Menteri Pendidikan Kebudayaan Riset dan Teknologi Nadiem Makariem mengunggah sebuah foto di akun Instagramnya.  Ada yang tak biasa dari potret itu. Terlihat Mas Menteri— sapaan akrabnya—tengah berbicara pada dua orang perempuan di depannya. Adalah Bintang, nama samaran korban kekerasan seksual oleh Dekan Fakultas Ilmu Sosial dan Ilmu Politik Universitas Riau (UNRI). Tepat di sampingnya, berdiri Vice Mayor Korps Mahasiswa Hubungan Internasional (Komahi) Voppi Rosea Bulki. 

Pertemuan itu membawa tujuan penting. Usai Syafri Harto divonis bebas oleh hakim pada 30 Maret lalu, Komahi tak mau tinggal diam. Mayor Komahi Khelvin Hardiansyah, Voppi, serta Muhammad Farhan menyambangi kantor Mas Menteri di Ibu Kota Jakarta. Bintang juga ikut bersama mereka. Khelvin ungkapkan, hal itu sebagai bukti nyata menuntut keadilan bagi korban.

“Kami ke Jakarta karena kepasrahan penyintas dan kami, dengan situasi ketidakadilan yang terjadi,” Kata Khelvin dalam pesan singkat WhatsApp. 

Komahi tak sendiri. Seminggu usai dibebaskannya Syafri Harto, mereka adakan diskusi tertutup bersama beberapa pihak. Ada Andreas Harsono dari Human Right Watch dan Paham Hukum Boy Situmorang. Kuasa hukum korban dari Lembaga Bantuan Hukum Pekanbaru Rian Sibarani juga hadir. Terakhir, ada Meila Nurul Fajriah dari Yayasan Lembaga Bantuan Hukum Indonesia. Diskusi itu membuahkan hasil. Seminggu berikutnya, mereka terbang ke Jakarta. 

Sesuai dengan yang direncanakan, Komahi jumpai beberapa institusi. Maksud mereka untuk minta bantu penanganan kasus. Ada Kementerian Pemberdayaan Perempuan dan Anak, Komisi Yudisial, Komisi Kejaksaan Republik Indonesia, juga Komisi Kepolisian Nasional. Puncak pertemuan itu, Komahi lakukan audiensi di Kantor Kemendikbud RI. Tepatnya di ruang kerja Nadiem.

Khelvin katakan, pengaduan ini merupakan buntut atas keadilan yang tidak berpihak kepada korban. Tambah lagi, proses administrasi di kampus yang tidak jelas penyelesaiannya. 

Menjawab hal itu, Nadiem keluarkan sikap. Ada beberapa poin yang dihasilkan usai audiensi. Pertama, Kemendikbud Ristek akan bersungguh-sungguh menangani kasus ini dengan mendukung penolakan terhadap kasus kekerasan seksual di kampus. 

Kemudian,  mereka juga akan menindaklanjuti kasus ini dari kacamata yang berbeda. Sebab, Kemendibud Ristek punya hak dan wewenang sebagai lembaga yang menaungi mahasiswa. Selain itu, juga akan bantu menciptakan lingkungan UNRI yang aman dan bebas dari kekerasan seksual. 

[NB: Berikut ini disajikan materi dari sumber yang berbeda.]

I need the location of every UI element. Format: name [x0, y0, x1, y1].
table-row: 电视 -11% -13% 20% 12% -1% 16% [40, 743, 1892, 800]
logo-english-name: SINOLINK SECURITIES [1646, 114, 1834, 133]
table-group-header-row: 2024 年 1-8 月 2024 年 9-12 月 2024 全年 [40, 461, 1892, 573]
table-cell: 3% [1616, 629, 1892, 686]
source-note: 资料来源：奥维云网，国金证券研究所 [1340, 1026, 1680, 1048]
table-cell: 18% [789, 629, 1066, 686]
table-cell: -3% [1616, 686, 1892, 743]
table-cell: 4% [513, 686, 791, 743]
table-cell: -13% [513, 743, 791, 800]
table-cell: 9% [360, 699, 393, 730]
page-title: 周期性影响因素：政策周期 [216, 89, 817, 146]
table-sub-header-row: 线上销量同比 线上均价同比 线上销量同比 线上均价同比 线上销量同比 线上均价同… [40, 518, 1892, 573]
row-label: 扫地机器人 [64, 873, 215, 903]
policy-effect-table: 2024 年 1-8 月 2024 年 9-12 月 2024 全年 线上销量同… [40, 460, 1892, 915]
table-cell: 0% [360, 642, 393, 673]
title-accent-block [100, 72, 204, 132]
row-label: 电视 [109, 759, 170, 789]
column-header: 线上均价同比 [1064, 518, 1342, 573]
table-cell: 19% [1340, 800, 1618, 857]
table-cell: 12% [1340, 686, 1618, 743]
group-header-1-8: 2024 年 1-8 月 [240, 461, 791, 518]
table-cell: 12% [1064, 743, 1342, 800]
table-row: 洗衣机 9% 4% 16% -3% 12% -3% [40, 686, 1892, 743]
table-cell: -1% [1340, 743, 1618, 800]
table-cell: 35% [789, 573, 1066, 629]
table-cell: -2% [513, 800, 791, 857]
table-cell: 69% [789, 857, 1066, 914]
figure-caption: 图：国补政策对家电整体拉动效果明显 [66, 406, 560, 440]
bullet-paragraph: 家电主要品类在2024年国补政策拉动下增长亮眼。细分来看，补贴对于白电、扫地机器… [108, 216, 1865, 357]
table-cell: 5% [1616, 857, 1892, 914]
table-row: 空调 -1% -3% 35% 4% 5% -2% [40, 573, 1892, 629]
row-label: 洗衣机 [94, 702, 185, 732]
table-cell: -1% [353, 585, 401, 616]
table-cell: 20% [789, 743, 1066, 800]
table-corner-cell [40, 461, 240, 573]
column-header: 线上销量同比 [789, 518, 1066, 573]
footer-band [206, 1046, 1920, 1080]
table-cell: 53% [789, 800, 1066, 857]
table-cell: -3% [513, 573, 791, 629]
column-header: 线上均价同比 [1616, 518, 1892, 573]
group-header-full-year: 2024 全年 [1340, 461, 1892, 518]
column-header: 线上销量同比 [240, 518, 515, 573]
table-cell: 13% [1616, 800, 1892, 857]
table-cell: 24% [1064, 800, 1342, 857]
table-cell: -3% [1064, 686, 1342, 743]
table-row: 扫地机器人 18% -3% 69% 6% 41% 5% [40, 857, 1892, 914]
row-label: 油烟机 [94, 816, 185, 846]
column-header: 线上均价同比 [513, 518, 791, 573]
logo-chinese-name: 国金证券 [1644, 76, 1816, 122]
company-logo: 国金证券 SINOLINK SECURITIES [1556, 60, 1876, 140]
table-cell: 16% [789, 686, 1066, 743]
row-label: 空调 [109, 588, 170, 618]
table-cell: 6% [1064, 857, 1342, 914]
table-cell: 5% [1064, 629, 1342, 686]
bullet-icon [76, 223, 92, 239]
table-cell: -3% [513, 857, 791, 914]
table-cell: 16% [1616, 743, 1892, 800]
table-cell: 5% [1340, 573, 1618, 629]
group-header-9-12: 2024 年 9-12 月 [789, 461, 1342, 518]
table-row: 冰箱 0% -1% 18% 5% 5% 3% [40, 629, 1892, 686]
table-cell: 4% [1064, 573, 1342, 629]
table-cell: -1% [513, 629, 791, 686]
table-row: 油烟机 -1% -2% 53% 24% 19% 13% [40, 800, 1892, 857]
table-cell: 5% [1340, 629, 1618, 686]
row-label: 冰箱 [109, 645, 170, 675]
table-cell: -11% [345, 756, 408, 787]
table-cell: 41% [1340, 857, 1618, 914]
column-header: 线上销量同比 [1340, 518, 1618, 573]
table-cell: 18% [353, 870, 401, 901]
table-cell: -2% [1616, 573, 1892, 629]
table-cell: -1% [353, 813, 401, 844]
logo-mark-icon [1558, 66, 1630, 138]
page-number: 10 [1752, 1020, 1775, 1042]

Mengutip dari unggahan Instagram Nadiem Makarim, ia berjanji akan memastikan Peraturan Menteri Pendidikan Kebudayaan Riset dan Teknologi Nomor 30 Tahun 2021 tentang Pencegahan dan Penanganan Kekerasan Seksual di Lingkungan Perguruan Tinggi terlaksana. 

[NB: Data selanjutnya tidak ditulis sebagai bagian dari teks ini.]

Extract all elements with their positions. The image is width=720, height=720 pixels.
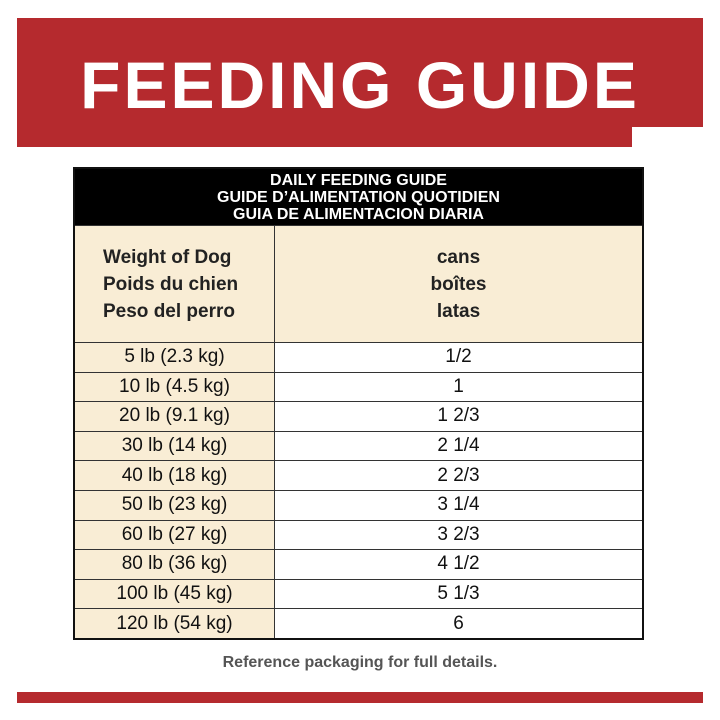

“Yaitu penanganan kasus kekerasan seksual dengan perspektif korban,” tulisnya.

Perjalanan Komahi mendampingi Bintang melalui jalan yang panjang. Khelvin ceritakan adanya hambatan yang mereka hadapi. Misalnya, di depan mereka ada ketimpangan kuasa yang mempersulit perjuangan untuk selesaikan kasus ini. Belum lagi, putusan hukum yang tidak berpihak kepada korban. 

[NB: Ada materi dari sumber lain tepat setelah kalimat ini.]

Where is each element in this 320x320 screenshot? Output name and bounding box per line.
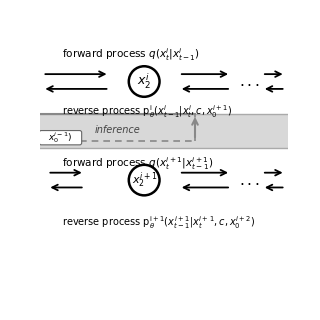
Text: inference: inference — [95, 125, 140, 135]
Text: forward process $q(x_t^i|x_{t-1}^i)$: forward process $q(x_t^i|x_{t-1}^i)$ — [62, 46, 200, 63]
Text: reverse process $\mathrm{p}_{\theta}^{\mathrm{i+1}}(x_{t-1}^{i+1}|x_t^{i+1}, c, : reverse process $\mathrm{p}_{\theta}^{\m… — [62, 215, 255, 231]
Text: $x_0^{i-1})$: $x_0^{i-1})$ — [48, 130, 73, 145]
FancyBboxPatch shape — [39, 131, 82, 145]
Text: $...$: $...$ — [239, 74, 260, 89]
Text: $...$: $...$ — [239, 172, 260, 188]
Text: $x_2^{i+1}$: $x_2^{i+1}$ — [132, 170, 157, 190]
Text: forward process $q(x_t^{i+1}|x_{t-1}^{i+1})$: forward process $q(x_t^{i+1}|x_{t-1}^{i+… — [62, 156, 213, 172]
Text: $x_2^i$: $x_2^i$ — [137, 72, 151, 91]
Text: reverse process $\mathrm{p}_{\theta}^{\mathrm{i}}(x_{t-1}^i|x_t^i, c, x_0^{i+1}): reverse process $\mathrm{p}_{\theta}^{\m… — [62, 104, 233, 121]
Bar — [40, 114, 288, 148]
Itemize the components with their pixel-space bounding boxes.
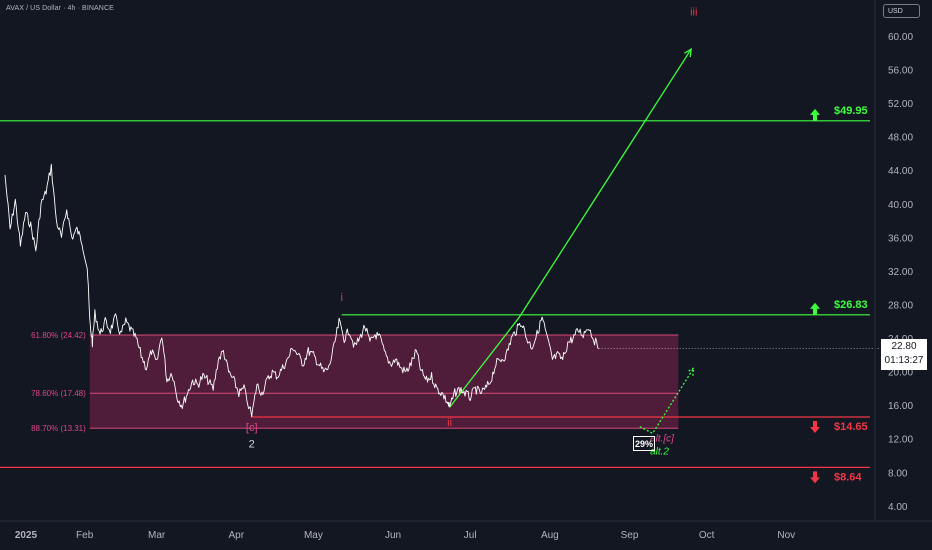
y-axis-tick-label: 40.00 <box>888 200 913 211</box>
price-series-line <box>4 163 599 418</box>
y-axis-tick-label: 36.00 <box>888 233 913 244</box>
current-price: 22.80 <box>891 341 917 352</box>
wave-label: [c] <box>246 422 258 434</box>
projection-line <box>449 48 692 408</box>
level-label: $26.83 <box>834 299 868 311</box>
wave-label: alt.2 <box>650 446 669 457</box>
fib-level-label: 61.80% (24.42) <box>31 331 86 340</box>
x-axis-tick-label: May <box>304 530 323 541</box>
wave-label: iii <box>690 7 697 19</box>
y-axis-tick-label: 56.00 <box>888 66 913 77</box>
y-axis-tick-label: 32.00 <box>888 267 913 278</box>
level-label: $49.95 <box>834 105 868 117</box>
candle-countdown: 01:13:27 <box>884 355 924 366</box>
symbol-title: AVAX / US Dollar · 4h · BINANCE <box>6 5 114 12</box>
y-axis-tick-label: 20.00 <box>888 368 913 379</box>
x-axis-tick-label: Oct <box>699 530 715 541</box>
x-axis-tick-label: Jul <box>464 530 477 541</box>
projection-arrowhead <box>684 47 692 58</box>
x-axis-tick-label: Sep <box>621 530 639 541</box>
projection-line <box>639 367 695 435</box>
y-axis-tick-label: 16.00 <box>888 401 913 412</box>
currency-button[interactable]: USD <box>883 4 920 18</box>
wave-label: ii <box>447 417 452 429</box>
level-label: $14.65 <box>834 421 868 433</box>
probability-badge: 29% <box>633 436 655 451</box>
x-axis-tick-label: Jun <box>385 530 401 541</box>
x-axis-tick-label: Apr <box>229 530 245 541</box>
arrow-up-icon <box>810 302 820 315</box>
y-axis-tick-label: 52.00 <box>888 99 913 110</box>
x-axis-tick-label: Mar <box>148 530 166 541</box>
wave-label: 2 <box>249 439 255 451</box>
x-axis-tick-label: Aug <box>541 530 559 541</box>
x-axis-tick-label: 2025 <box>15 530 38 541</box>
y-axis-tick-label: 12.00 <box>888 435 913 446</box>
x-axis-tick-label: Nov <box>777 530 795 541</box>
wave-label: alt.[c] <box>650 434 674 445</box>
arrow-up-icon <box>810 108 820 121</box>
y-axis-tick-label: 4.00 <box>888 502 908 513</box>
arrow-down-icon <box>810 420 820 433</box>
y-axis-tick-label: 44.00 <box>888 166 913 177</box>
projection-arrowhead <box>686 366 695 376</box>
y-axis-tick-label: 48.00 <box>888 133 913 144</box>
y-axis-tick-label: 60.00 <box>888 32 913 43</box>
current-price-label: 22.80 01:13:27 <box>881 339 927 370</box>
level-label: $8.64 <box>834 471 862 483</box>
y-axis-tick-label: 8.00 <box>888 468 908 479</box>
arrow-down-icon <box>810 471 820 484</box>
fib-level-label: 88.70% (13.31) <box>31 424 86 433</box>
y-axis-tick-label: 28.00 <box>888 300 913 311</box>
fib-level-label: 78.60% (17.48) <box>31 389 86 398</box>
wave-label: i <box>340 292 342 304</box>
x-axis-tick-label: Feb <box>76 530 94 541</box>
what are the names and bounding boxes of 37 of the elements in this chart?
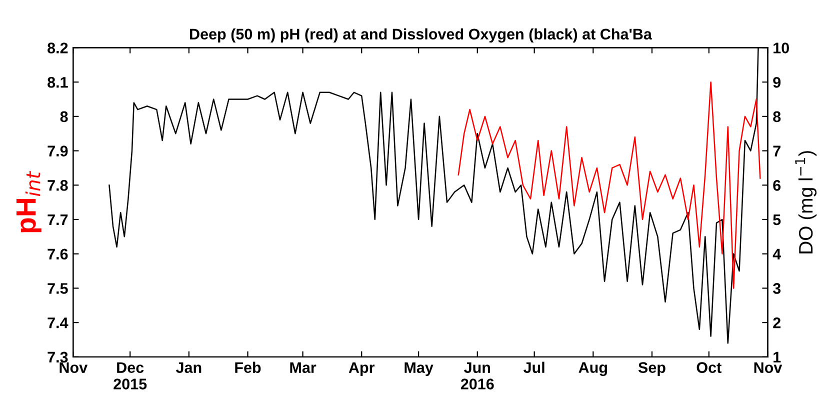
x-tick-label: Jan — [176, 362, 202, 373]
x-tick-label: May — [404, 362, 434, 376]
chart-title: Deep (50 m) pH (red) at and Dissloved Oxygen (black) at Cha'Ba — [190, 28, 652, 43]
line-series — [458, 81, 761, 289]
y2-tick-label: 10 — [774, 42, 789, 54]
y-tick-label: 7.5 — [48, 283, 68, 294]
x-tick-label: Aug — [578, 362, 607, 376]
x-tick-label: Apr — [348, 362, 375, 376]
x-tick-label: Dec 2015 — [114, 362, 147, 390]
y2-tick-label: 4 — [772, 248, 782, 260]
y-tick-label: 7.3 — [48, 352, 68, 363]
y-tick-label: 8 — [60, 111, 68, 122]
y-tick-label: 7.6 — [48, 248, 68, 260]
y2-tick-label: 2 — [773, 317, 780, 328]
y2-tick-label: 7 — [773, 146, 780, 156]
y2-tick-label: 6 — [773, 180, 781, 191]
y-tick-label: 7.7 — [48, 214, 68, 226]
y-tick-label: 7.8 — [48, 180, 68, 191]
y-axis-title: pH$_{int}$ — [16, 170, 42, 232]
y2-tick-label: 9 — [773, 76, 781, 88]
y-tick-label: 7.4 — [48, 318, 68, 328]
x-tick-label: Sep — [638, 362, 666, 376]
y-tick-label: 8.1 — [48, 76, 68, 88]
y-tick-label: 8.2 — [48, 42, 68, 54]
x-tick-label: Nov — [754, 362, 782, 373]
x-tick-label: Feb — [235, 362, 261, 373]
x-tick-label: Mar — [290, 362, 316, 373]
x-tick-label: Jun 2016 — [460, 362, 494, 390]
y-tick-label: 7.9 — [48, 146, 68, 156]
y2-tick-label: 3 — [772, 283, 781, 294]
y2-tick-label: 5 — [773, 214, 781, 226]
y2-tick-label: 8 — [773, 111, 781, 122]
x-tick-label: Nov — [60, 362, 88, 373]
x-tick-label: Jul — [524, 362, 544, 373]
y2-tick-label: 1 — [774, 352, 781, 362]
y2-axis-title: DO (mg l$^{−1}$) — [795, 151, 817, 254]
x-tick-label: Oct — [696, 362, 722, 373]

“Proses penanganan kasus yang tidak berpihak pada korban. Di [jalur] hukum, pelaku divonis bebas, kemudian proses di kampus tak kunjung membuahkan hasil,” keluhnya. 

Khelvin pastikan bahwa Komahi akan terus mengawal upaya kasasi yang diajukan Jaksa Penuntut Umum Pengadilan Negeri Pekanbaru. Juga, mendesak pihak kampus agar segera keluarkan sanksi administratif terhadap Syafri Harto.